The second group of religious thieves is the ones that do theirs even more shamelessly in the name of religion. They are the so called men and women of God who now claim to perform one miracle or the other. Nowadays, they besiege our society even to the point of towns, villages and even streets to get saturated from their souring number. The proliferation of religious associations, prayer houses and miracle centres has witnessed a sudden rise obviously due to the level of importance an average Nigerian places on religion. Such men of God play on the passion of unsuspecting victims with fake and unrealistic miracles and testimonies to extort from them. They concoct visions and miracles to woo naïve followers to them. This practice has become so rampant that it has risen to the level that religious organizations threaten to destroy the very foundation our religious associations were built on. Nowadays, we witness the emergence of religious leaders who cannot stand in the midst of their congregation and minister to them. We are witnessing religious elites who had allowed it to be immersed into the murky waters of politics so much so that it can no longer stand the neutral body it was some few years back. The religious elite of nowadays had become so corrupt that it can no longer talk openly to erring leaders because they have become partners in crime or what the military will say “comrades-at-arms”. Perhaps the speed with which the elites are racing towards living the ostentations lives being lived by their comrades in the political circle is what is actually leading them towards engaging in the “criminality in civilian clothing” or what the Hausa man will call “zamba-cikin-aminci” we are witnessing today.
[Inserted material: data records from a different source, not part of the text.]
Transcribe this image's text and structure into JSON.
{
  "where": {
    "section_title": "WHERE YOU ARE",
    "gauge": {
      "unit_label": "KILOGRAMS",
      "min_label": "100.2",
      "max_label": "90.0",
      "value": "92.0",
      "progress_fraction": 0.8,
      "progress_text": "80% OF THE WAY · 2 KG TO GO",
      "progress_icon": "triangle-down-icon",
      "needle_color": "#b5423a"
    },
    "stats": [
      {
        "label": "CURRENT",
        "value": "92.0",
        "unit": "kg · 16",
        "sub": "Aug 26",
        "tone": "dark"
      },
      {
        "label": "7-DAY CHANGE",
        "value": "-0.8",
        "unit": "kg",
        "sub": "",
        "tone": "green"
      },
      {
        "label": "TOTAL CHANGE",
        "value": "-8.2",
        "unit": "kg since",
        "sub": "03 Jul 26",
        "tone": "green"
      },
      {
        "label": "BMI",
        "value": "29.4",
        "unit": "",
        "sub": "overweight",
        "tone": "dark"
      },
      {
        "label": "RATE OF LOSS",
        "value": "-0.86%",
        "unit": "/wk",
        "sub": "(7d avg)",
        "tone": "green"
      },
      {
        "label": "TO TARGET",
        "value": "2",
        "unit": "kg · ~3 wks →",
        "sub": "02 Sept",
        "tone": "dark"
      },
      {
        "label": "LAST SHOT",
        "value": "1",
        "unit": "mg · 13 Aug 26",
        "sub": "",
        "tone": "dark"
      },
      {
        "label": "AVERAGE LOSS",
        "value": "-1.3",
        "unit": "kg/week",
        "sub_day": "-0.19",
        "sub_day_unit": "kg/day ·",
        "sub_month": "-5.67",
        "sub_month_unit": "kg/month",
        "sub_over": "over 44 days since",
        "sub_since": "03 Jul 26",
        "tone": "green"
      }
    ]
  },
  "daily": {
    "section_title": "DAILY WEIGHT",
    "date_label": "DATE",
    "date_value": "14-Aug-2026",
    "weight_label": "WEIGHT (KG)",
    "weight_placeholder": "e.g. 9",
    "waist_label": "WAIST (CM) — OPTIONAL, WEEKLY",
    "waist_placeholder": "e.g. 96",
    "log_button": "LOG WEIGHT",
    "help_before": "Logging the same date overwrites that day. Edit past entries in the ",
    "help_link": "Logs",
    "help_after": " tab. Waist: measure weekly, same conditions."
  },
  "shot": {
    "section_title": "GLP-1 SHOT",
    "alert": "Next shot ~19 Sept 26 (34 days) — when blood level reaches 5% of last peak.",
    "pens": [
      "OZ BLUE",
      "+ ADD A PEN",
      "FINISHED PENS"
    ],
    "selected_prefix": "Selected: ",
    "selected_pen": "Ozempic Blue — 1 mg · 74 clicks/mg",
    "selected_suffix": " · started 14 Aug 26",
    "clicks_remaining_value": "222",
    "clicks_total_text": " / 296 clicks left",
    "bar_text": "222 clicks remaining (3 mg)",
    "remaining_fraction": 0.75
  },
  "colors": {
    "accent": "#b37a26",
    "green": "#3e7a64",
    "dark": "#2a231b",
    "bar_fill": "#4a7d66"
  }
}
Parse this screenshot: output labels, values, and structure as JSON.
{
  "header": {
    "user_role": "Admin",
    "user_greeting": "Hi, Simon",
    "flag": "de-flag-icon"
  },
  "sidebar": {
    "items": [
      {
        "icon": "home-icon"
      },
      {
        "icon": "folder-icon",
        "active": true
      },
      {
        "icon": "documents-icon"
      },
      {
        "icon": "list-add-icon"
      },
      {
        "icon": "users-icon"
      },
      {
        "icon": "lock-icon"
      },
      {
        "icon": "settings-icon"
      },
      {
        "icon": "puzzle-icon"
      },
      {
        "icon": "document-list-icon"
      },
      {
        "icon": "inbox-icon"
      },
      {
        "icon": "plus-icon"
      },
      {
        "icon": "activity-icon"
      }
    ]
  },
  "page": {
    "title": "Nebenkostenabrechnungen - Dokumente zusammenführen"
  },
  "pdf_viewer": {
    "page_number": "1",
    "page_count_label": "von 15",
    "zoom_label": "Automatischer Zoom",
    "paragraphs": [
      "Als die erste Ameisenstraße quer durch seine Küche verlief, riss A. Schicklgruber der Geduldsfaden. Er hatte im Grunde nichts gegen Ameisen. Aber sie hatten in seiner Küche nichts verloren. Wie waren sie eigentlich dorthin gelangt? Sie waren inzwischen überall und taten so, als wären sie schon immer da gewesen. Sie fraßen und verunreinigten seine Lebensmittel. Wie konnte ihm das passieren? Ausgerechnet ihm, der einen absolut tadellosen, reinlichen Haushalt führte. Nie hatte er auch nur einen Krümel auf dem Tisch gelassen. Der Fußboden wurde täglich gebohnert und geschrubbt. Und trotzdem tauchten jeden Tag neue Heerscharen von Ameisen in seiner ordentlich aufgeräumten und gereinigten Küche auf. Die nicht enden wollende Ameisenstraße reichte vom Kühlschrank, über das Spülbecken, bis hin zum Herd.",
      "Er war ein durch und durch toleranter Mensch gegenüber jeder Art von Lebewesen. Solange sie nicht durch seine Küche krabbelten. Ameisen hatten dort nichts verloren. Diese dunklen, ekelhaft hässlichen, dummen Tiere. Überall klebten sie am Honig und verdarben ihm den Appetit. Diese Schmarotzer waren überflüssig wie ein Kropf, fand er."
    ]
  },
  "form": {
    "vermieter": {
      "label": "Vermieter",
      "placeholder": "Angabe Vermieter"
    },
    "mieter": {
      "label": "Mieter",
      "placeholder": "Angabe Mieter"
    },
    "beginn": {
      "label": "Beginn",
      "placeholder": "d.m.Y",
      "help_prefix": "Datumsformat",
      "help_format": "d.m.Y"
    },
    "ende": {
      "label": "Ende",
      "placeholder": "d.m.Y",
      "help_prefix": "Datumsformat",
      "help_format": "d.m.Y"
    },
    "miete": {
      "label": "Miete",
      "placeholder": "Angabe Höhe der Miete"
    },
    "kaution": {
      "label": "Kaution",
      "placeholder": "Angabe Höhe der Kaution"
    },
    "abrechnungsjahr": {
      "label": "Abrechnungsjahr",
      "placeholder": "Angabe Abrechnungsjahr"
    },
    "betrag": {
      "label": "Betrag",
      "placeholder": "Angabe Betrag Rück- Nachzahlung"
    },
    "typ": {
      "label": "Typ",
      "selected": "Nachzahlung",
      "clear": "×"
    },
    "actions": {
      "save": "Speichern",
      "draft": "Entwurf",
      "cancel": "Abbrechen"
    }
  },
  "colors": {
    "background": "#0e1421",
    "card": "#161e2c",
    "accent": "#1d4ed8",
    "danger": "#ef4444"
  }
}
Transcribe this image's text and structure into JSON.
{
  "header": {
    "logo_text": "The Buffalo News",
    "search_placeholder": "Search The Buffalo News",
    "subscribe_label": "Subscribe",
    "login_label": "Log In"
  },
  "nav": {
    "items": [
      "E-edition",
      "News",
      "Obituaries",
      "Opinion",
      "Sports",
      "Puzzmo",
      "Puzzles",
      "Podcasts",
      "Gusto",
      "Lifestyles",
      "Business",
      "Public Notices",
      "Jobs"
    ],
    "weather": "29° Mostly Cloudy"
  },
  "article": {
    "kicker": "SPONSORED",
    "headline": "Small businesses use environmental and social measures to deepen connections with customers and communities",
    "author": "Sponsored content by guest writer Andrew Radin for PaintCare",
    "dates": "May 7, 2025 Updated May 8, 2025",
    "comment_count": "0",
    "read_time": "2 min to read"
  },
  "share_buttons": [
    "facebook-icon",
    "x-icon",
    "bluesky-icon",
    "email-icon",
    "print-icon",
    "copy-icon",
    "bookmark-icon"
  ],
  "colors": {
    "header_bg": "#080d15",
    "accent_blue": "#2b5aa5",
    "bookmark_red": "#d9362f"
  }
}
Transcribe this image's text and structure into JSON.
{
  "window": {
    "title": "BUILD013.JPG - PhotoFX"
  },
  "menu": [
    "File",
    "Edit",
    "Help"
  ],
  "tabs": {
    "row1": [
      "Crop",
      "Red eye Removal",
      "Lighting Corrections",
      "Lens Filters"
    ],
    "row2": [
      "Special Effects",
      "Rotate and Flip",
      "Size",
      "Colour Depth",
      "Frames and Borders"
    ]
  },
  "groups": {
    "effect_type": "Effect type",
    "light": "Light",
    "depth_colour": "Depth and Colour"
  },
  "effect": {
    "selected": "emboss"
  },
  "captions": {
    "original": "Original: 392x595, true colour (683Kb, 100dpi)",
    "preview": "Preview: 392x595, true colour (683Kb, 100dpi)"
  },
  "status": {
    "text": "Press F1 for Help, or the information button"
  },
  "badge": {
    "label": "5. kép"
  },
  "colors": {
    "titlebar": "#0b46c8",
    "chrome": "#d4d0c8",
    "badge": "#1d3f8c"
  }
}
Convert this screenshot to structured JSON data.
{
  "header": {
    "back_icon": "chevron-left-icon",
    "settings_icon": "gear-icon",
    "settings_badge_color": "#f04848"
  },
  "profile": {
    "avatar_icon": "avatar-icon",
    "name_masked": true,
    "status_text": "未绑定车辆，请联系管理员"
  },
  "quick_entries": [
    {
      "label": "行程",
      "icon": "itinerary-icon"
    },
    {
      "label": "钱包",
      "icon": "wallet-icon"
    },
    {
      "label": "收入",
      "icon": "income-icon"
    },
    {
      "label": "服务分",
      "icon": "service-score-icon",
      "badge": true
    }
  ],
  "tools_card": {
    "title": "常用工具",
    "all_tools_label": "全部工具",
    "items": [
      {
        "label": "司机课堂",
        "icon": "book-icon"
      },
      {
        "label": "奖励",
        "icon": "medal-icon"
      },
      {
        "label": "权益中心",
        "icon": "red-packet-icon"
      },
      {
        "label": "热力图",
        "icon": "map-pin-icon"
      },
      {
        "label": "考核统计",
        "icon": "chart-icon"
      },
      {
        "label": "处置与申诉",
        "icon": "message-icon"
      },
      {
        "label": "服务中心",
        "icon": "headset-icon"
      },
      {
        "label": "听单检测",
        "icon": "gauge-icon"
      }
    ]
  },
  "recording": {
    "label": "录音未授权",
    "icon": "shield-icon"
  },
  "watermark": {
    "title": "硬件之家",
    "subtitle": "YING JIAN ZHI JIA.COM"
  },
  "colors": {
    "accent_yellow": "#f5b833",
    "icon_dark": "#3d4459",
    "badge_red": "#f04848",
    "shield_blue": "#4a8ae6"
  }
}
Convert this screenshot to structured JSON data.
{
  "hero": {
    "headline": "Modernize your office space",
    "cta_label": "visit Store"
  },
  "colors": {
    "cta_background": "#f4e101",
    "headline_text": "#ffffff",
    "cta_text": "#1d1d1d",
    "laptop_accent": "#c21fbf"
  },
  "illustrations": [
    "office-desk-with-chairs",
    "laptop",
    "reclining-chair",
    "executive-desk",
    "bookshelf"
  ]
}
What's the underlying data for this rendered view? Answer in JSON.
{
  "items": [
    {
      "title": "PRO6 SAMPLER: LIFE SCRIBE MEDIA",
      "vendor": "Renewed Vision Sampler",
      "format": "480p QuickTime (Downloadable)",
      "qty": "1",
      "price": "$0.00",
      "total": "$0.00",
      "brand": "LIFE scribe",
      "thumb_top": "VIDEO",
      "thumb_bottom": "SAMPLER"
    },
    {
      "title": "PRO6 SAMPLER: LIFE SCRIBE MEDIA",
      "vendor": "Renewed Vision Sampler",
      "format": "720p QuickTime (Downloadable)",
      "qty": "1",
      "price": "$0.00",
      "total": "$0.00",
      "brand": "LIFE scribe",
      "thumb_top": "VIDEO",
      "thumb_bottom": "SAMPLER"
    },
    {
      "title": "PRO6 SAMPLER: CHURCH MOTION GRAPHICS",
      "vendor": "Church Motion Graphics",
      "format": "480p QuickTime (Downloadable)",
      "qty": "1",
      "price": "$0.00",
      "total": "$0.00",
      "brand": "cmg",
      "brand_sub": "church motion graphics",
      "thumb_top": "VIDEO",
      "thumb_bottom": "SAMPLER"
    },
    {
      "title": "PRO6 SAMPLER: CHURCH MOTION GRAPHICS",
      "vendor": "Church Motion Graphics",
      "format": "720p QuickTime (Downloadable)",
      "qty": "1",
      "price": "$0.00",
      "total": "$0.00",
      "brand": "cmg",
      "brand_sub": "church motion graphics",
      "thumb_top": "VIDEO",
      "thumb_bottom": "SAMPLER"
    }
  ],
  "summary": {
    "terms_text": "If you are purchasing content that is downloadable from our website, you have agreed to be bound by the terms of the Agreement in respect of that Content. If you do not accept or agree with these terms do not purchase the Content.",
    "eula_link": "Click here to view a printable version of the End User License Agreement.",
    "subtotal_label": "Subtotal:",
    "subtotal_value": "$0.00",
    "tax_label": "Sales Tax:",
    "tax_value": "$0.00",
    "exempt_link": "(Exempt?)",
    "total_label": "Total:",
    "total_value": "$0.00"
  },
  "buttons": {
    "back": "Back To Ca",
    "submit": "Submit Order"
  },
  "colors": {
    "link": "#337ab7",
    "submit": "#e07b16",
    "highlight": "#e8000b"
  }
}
Perhaps the time is fast approaching when Nigerians of all tribes and religions will come to terms with the CBN Governor when he said there was a need to ban all religious and tribal associations in Nigeria because they were not performing to expectations. Don’t get me wrong I am not necessarily a fan of Sanusi Lamido Sanusi but I will end this piece by asking you to honestly view with an open mind the achievements of these religious associations for the past 10 years and judge if they had contributed positively or negatively towards the unity we seek in this country.